Dr Belton said the law regulating termination of pregnancy in Timor-Leste was highly restrictive.
“The legal situation is complex and confusing for health professionals, given views on abortion are influenced by the Catholic context of the country,” she said.»
De facto, a Igreja Católica tem tanto poder em Timor que conseguiu derrubar, em Maio de 2005, um governo, o de Mari Alkatiri, por este ter tentado tornar facultativa a até então obrigatória disciplina de educação moral e religiosa católica.
O que aconteceu depois foi descrito em palavras não são minhas mas do «Notícias Lusófonas» – que transcrevia notícias da Lusa nunca utilizadas pela nossa imprensa nacional – onde na altura segui as notícias sobre o comportamento aberrante, anacrónico e anti-democrático da Igreja católica em Timor. Em particular o artigo «Igreja Católica quer que o caos passe ao Poder em Timor-Leste» é elucidativo do que aconteceu há 4 anos:
«Novas exigências da igreja católica timorense inviabilizaram hoje o fim da manifestação anti-governamental que há 16 dias mantém o país em suspenso. Exorbitando todas as suas funções num Estado de Direito, a Igreja parece apostada em levar o país para o caos, indiferente aos apelos do Vaticano e das instituições internacionais. Pediram a mão e o Governo cedeu, agora querem o braço, e depois se verá…»
O braço era, entre outras exigências, o braço de ferro habitual da ICAR, a exigência dos bispos timorenses de que o governo não despenabilizasse o aborto em nenhuma situação. Assim, em Timor o aborto continuou sendo sempre um crime, mesmo em caso de perigo de vida da gestante, pelo que, aliado à repulsão vaticânica sobre qualquer forma de contracepção, não espanta a elevadissima taxa de mortalidade de grávidas em Timor, uma das mais altas do Mundo.
Mas se em Maio de 2005 a Igreja venceu em todas as linhas, em Maio de 2009 a situação alterou-se ligeiramente, em particular no que respeita às exigências sobre a proibição total do aborto.

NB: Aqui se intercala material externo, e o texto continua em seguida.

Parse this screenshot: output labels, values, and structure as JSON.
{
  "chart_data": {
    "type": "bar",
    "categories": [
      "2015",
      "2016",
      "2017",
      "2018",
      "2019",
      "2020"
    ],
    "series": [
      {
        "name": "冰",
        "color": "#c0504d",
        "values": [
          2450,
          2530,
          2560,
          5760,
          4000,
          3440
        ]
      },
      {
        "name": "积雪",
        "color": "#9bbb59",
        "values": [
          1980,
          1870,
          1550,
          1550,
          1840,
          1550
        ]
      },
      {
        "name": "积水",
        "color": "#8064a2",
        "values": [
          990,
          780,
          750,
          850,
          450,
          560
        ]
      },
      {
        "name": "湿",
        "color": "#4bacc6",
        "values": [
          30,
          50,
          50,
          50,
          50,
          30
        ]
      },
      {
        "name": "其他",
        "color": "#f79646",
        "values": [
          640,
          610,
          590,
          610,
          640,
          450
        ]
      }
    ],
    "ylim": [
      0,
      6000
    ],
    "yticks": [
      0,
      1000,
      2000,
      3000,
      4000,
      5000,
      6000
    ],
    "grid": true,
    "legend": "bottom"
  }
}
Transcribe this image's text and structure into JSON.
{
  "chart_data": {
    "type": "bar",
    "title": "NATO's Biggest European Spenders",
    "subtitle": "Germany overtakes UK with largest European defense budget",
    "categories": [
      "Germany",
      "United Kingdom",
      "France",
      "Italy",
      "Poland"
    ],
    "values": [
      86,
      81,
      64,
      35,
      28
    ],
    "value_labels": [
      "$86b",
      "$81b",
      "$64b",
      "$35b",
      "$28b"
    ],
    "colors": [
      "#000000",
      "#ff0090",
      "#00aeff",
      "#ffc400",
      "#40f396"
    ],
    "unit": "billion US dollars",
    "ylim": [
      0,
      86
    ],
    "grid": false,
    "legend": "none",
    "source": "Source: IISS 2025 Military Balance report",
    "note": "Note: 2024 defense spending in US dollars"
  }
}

A revolução deu-se com o auxílio da ONU (via Unicef e UNFPA) e de ONGs locais como a Fokupers (Communication Forum for Women from the East ou a Alola Foundation, que aproveitaram a International Women for Peace Conference, realizada em princípios de Março, para pedir uma lei do aborto mais suave. Mais concretamente, pediram a despenalização do aborto em três circunstâncias: quando o a vida da mulher estivesse em risco e em caso de incesto ou violação.

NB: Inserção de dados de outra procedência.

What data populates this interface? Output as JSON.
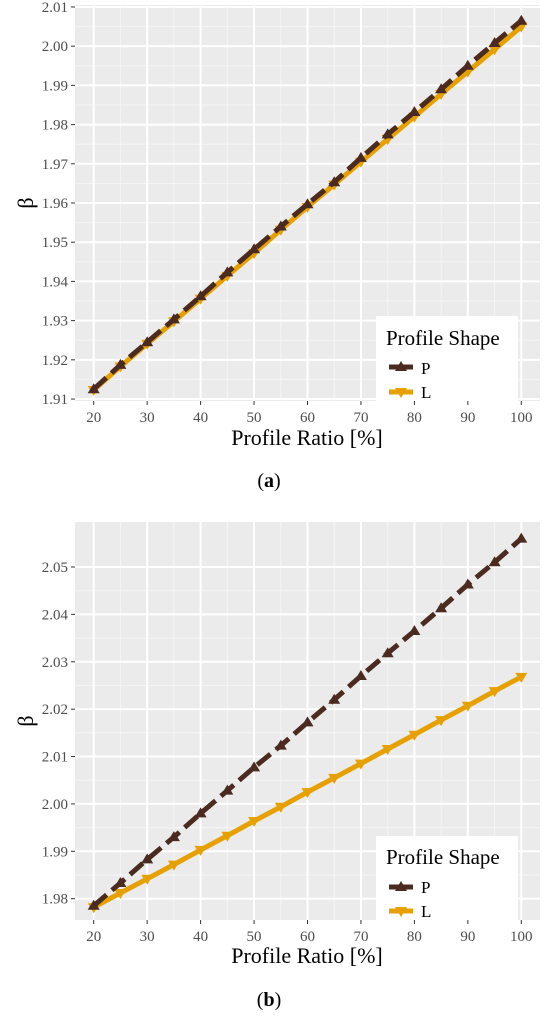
{
  "chart_data": [
    {
      "type": "line",
      "caption": "a",
      "xlabel": "Profile Ratio [%]",
      "ylabel": "β",
      "xlim": [
        16.5,
        103.5
      ],
      "ylim": [
        1.9095,
        2.0105
      ],
      "xticks": [
        20,
        30,
        40,
        50,
        60,
        70,
        80,
        90,
        100
      ],
      "yticks": [
        1.91,
        1.92,
        1.93,
        1.94,
        1.95,
        1.96,
        1.97,
        1.98,
        1.99,
        2.0,
        2.01
      ],
      "ytick_labels": [
        "1.91",
        "1.92",
        "1.93",
        "1.94",
        "1.95",
        "1.96",
        "1.97",
        "1.98",
        "1.99",
        "2.00",
        "2.01"
      ],
      "grid": true,
      "legend": {
        "title": "Profile Shape",
        "position": "bottom-right"
      },
      "x": [
        20,
        25,
        30,
        35,
        40,
        45,
        50,
        55,
        60,
        65,
        70,
        75,
        80,
        85,
        90,
        95,
        100
      ],
      "series": [
        {
          "name": "P",
          "color": "#4b2a1f",
          "line": "dashed",
          "marker": "triangle-up",
          "values": [
            1.9125,
            1.9187,
            1.9245,
            1.9303,
            1.9362,
            1.9423,
            1.9482,
            1.954,
            1.9597,
            1.9653,
            1.9715,
            1.9775,
            1.9832,
            1.989,
            1.995,
            2.0008,
            2.0065
          ]
        },
        {
          "name": "L",
          "color": "#e6a100",
          "line": "solid",
          "marker": "triangle-down",
          "values": [
            1.9123,
            1.9183,
            1.9241,
            1.9298,
            1.9356,
            1.9414,
            1.9472,
            1.9532,
            1.959,
            1.9647,
            1.9705,
            1.9763,
            1.982,
            1.9878,
            1.9935,
            1.9992,
            2.005
          ]
        }
      ]
    },
    {
      "type": "line",
      "caption": "b",
      "xlabel": "Profile Ratio [%]",
      "ylabel": "β",
      "xlim": [
        16.5,
        103.5
      ],
      "ylim": [
        1.9755,
        2.0595
      ],
      "xticks": [
        20,
        30,
        40,
        50,
        60,
        70,
        80,
        90,
        100
      ],
      "yticks": [
        1.98,
        1.99,
        2.0,
        2.01,
        2.02,
        2.03,
        2.04,
        2.05
      ],
      "ytick_labels": [
        "1.98",
        "1.99",
        "2.00",
        "2.01",
        "2.02",
        "2.03",
        "2.04",
        "2.05"
      ],
      "grid": true,
      "legend": {
        "title": "Profile Shape",
        "position": "bottom-right"
      },
      "x": [
        20,
        25,
        30,
        35,
        40,
        45,
        50,
        55,
        60,
        65,
        70,
        75,
        80,
        85,
        90,
        95,
        100
      ],
      "series": [
        {
          "name": "P",
          "color": "#4b2a1f",
          "line": "dashed",
          "marker": "triangle-up",
          "values": [
            1.9785,
            1.9833,
            1.9883,
            1.993,
            1.998,
            2.0028,
            2.0077,
            2.0123,
            2.0172,
            2.022,
            2.027,
            2.0318,
            2.0365,
            2.0413,
            2.0463,
            2.051,
            2.056
          ]
        },
        {
          "name": "L",
          "color": "#e6a100",
          "line": "solid",
          "marker": "triangle-down",
          "values": [
            1.9782,
            1.9812,
            1.9842,
            1.9872,
            1.9903,
            1.9933,
            1.9964,
            1.9994,
            2.0025,
            2.0055,
            2.0085,
            2.0116,
            2.0146,
            2.0177,
            2.0207,
            2.0238,
            2.0268
          ]
        }
      ]
    }
  ]
}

Em Abril, quer a ONU quer o East Timor Law and Justice Bulletin (ETJL) explicavam a guerra inflamada movida pela Igreja contra a proposta, que começara a ser analisada no Parlamento timorense. O ETJL, no artigo “What happens when abortion is illegal” explica ainda que «o incesto é um problema social significativo em Timor Leste» e termina afirmando o que devia ser óbvio para todos:
«Public health laws should have their foundation in science and reason and not on religious dogmas; especially where laws informed by religion cause a social harm to emerge.»
Mas aparentemente os preconceitos religiosos, ou antes, o poder político da Igreja, é ainda muito forte e o novo código penal, que entrou em vigor no início da semana, apenas despenaliza o aborto para salvar a vida das mulheres, com algumas restrições. Como nos informa a Zenit, «assinala que a vida da mãe deve ser defendida com prioridade sobre a de seu filho não-nascido em uma situação de emergência. Também assinala que três médicos e os pais devem estar de acordo em “extrair o embrião de sua mãe”».

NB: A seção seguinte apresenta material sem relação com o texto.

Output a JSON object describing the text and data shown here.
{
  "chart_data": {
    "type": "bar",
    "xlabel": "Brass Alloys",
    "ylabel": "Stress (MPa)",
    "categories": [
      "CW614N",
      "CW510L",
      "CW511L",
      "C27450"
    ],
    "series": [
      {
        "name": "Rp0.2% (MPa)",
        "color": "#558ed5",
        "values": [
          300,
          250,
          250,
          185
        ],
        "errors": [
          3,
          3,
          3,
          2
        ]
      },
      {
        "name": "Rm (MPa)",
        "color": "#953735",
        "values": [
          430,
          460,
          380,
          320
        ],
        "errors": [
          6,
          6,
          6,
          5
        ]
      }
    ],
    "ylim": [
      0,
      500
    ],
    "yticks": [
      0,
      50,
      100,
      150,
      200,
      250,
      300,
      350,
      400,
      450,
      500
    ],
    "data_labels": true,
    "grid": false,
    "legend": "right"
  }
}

Os bispos timorenses, mais concretamente Alberto Ricardo da Silva de Dili e Basilio do Nascimento de Baucau, carpem estridentemente a imoralidade desta lei escandalosamente «anti-vida» que denunciaram numa nota pastoral enviada às respectivas dioceses. De facto, é completamente imoral esta revisão da lei que apenas permite o aborto para salvar a vida de uma parturiente … isto se três médicos e o marido estiverem de acordo, claro. Mas de qualquer forma é um avanço que nunca pensei possível há 4 anos, quando seguia o que se passava em Timor!